# Changes to life partner permit



## karien123 (Feb 27, 2014)

Hi All,

I have just seen the changes to the life partner permit. Department of Home Affairs is unable to give me any more information, as they are not fully aware of the changes yet. Does anyone here understand the implications? My fiance is on a life partner permit in SA. Will he be able to renew it, because we have not been in co habitation for 5 years. It might just be easier to get married and apply for a spouse visa as the new legislation does not affect spouse visa's. Any ideas or advise would be welcome! I contacted a legal immigration company and they are not to sure about the implications either. 

Thanks!!

Kay


----------



## LegalMan (Dec 26, 2012)

This is the question even our lawyers are asking. No-one knows. As it stands, the renewal process should be fine, but could require proof of 5 years as well.
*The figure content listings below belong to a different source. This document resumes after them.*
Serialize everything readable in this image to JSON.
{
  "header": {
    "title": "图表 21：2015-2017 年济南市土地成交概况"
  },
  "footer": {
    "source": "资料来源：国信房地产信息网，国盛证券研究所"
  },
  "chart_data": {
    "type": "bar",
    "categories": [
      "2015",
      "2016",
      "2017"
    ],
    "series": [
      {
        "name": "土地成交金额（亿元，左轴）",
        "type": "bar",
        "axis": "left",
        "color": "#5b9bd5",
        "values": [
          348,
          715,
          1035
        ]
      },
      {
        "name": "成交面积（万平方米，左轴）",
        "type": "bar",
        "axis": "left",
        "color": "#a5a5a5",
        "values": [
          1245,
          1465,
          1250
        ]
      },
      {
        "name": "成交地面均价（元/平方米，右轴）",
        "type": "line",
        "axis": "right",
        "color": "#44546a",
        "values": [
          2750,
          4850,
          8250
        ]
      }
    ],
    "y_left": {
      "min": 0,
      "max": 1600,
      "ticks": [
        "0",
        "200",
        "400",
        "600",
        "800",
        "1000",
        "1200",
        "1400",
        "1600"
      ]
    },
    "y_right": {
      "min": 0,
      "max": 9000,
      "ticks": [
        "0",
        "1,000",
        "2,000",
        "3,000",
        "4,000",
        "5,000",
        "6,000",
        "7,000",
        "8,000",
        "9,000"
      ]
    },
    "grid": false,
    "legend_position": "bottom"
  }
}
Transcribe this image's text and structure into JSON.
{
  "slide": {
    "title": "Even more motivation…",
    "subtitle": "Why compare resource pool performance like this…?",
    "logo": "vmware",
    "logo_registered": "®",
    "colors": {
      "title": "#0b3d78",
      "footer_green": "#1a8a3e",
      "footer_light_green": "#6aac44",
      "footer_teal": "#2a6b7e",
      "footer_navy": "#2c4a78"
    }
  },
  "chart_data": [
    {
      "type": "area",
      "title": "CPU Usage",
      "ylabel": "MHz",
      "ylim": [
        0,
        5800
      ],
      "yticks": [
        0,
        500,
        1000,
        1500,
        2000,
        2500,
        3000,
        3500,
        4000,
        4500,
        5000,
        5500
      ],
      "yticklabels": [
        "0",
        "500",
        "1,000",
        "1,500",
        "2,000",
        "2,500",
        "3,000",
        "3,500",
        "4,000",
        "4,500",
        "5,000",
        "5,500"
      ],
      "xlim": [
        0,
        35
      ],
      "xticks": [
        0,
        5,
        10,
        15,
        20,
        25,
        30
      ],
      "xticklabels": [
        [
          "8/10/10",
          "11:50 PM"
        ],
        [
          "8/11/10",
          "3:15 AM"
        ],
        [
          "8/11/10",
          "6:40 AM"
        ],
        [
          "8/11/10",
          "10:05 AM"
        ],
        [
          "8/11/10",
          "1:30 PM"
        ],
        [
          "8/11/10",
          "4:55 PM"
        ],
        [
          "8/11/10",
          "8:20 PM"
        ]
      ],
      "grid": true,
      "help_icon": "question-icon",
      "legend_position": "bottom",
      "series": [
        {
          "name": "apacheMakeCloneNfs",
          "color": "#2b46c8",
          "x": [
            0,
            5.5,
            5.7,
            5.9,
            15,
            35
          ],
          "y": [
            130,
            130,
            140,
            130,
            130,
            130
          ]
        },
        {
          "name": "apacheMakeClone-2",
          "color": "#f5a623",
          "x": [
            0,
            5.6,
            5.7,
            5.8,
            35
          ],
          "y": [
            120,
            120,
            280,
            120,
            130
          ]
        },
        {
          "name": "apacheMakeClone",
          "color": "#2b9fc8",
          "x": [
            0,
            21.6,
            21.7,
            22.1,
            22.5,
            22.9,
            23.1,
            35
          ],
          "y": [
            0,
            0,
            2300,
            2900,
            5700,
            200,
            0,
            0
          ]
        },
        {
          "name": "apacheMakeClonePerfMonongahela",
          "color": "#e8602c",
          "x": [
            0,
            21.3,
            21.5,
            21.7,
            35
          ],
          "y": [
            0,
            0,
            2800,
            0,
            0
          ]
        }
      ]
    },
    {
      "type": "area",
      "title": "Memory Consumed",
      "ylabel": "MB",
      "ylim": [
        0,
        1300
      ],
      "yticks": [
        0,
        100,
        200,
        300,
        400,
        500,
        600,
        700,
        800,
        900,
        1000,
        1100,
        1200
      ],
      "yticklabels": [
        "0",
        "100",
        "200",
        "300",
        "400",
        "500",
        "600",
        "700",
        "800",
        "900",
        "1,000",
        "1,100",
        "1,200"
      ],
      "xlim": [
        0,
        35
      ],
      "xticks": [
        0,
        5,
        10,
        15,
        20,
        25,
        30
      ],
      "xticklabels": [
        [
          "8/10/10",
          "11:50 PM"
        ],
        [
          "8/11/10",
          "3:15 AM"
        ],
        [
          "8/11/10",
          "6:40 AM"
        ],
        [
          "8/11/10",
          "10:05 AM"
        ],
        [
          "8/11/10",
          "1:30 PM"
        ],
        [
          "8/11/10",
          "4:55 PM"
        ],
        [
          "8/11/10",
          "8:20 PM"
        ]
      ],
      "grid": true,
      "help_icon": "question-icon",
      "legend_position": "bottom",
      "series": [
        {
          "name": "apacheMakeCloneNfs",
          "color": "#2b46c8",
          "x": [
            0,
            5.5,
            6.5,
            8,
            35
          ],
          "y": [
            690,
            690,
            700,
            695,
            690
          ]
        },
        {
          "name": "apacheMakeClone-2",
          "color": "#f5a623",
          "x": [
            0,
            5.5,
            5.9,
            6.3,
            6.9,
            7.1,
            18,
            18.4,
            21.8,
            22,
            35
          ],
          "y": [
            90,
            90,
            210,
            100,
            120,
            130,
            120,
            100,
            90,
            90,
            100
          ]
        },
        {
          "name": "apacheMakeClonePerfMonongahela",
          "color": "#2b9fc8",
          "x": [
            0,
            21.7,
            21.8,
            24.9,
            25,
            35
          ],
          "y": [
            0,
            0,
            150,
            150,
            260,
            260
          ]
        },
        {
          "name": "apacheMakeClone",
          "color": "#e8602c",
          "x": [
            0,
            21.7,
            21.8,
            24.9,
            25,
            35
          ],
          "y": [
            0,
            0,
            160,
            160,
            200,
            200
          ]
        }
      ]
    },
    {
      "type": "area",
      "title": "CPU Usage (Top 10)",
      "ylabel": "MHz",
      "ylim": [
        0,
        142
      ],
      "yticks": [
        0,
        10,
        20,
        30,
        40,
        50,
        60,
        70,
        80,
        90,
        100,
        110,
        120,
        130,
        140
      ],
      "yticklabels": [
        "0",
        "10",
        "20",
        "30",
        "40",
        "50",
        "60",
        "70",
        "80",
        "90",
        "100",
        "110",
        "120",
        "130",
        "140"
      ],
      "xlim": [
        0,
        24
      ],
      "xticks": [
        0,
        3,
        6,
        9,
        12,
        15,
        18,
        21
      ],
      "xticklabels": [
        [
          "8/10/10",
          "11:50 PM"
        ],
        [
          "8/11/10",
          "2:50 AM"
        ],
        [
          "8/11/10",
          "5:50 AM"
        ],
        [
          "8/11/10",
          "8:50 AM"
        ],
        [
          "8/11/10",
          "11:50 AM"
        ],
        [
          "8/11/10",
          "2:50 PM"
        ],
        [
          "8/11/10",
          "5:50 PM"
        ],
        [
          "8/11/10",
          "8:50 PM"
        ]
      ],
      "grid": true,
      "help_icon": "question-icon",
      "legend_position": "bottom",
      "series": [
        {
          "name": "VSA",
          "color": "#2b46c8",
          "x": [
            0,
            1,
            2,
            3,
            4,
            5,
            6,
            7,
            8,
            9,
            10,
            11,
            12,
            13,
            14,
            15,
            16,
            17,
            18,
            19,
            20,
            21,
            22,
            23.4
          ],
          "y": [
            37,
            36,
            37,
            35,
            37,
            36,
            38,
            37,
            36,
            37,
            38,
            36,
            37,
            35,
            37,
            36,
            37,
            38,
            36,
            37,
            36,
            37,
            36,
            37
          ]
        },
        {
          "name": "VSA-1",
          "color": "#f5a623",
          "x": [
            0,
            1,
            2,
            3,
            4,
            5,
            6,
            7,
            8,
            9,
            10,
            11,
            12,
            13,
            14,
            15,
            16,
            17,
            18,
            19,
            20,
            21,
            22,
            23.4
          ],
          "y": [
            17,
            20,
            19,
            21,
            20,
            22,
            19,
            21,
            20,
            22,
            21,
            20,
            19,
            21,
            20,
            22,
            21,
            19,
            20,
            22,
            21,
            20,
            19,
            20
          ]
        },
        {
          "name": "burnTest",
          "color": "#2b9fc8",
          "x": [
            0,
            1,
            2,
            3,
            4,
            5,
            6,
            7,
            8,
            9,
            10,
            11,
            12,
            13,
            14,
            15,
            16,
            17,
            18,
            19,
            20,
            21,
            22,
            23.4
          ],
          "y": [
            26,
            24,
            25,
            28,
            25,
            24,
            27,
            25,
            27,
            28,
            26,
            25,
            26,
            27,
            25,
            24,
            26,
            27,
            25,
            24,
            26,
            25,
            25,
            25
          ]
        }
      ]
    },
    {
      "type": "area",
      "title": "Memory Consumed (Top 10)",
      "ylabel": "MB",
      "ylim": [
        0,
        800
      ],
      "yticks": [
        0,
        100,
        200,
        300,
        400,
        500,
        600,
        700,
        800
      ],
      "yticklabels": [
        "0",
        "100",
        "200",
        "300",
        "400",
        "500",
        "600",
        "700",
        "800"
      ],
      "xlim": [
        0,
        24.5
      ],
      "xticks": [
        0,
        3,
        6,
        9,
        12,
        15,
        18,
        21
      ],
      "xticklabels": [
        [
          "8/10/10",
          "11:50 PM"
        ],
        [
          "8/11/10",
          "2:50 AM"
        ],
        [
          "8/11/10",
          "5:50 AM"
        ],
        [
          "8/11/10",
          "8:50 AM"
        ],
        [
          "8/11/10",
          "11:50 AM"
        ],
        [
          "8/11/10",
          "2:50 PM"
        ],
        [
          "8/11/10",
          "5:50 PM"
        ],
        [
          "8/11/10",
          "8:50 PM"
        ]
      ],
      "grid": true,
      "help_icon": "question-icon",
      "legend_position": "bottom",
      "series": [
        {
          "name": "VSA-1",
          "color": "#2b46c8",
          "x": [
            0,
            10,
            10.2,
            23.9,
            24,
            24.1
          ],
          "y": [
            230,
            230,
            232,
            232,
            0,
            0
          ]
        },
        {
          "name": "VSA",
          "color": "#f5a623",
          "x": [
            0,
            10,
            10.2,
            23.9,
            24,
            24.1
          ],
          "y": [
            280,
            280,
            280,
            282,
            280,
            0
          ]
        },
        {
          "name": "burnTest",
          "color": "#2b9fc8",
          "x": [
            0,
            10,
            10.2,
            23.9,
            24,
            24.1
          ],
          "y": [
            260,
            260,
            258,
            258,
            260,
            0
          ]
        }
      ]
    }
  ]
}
While not a solution, we don't see this as a long term regulation. Someone somewhere is going to take Home Affairs to court referencing the constitution. Then it will probably fall away. I'll keep everyone updated on this forum here: http://www.expatforum.com/expats/so...ew-changes-south-african-immigration-law.html

In the meantime things remain insecure for many.


----------



## ALL101 (Mar 7, 2014)

Hi LegalMan, I applied for a life partner visa in December 2013. The home affairs office in Cape Town haven't sent my application to Pretoria yet due to a long backlog. I will need to get a job in order to stay with my partner in Cape Town. If I get a job offer after the new legislation is implemented does it mean that I would need to prove we have been cohabiting for 5 years and/or return to the UK at that point? We only started cohabiting last year although we've been in a relationship since 2011.

Thank you!


----------



## LegalMan (Dec 26, 2012)

This is a difficult question and we can only guess that since you have already applied under the old immigration regulations, that you will successfully receive your life partner visa should you comply with all the requirements at the time of application.

To then apply for a work endorsement shouldn't be affected by the length of your relationship. My guess is therefore that you will be fine.


----------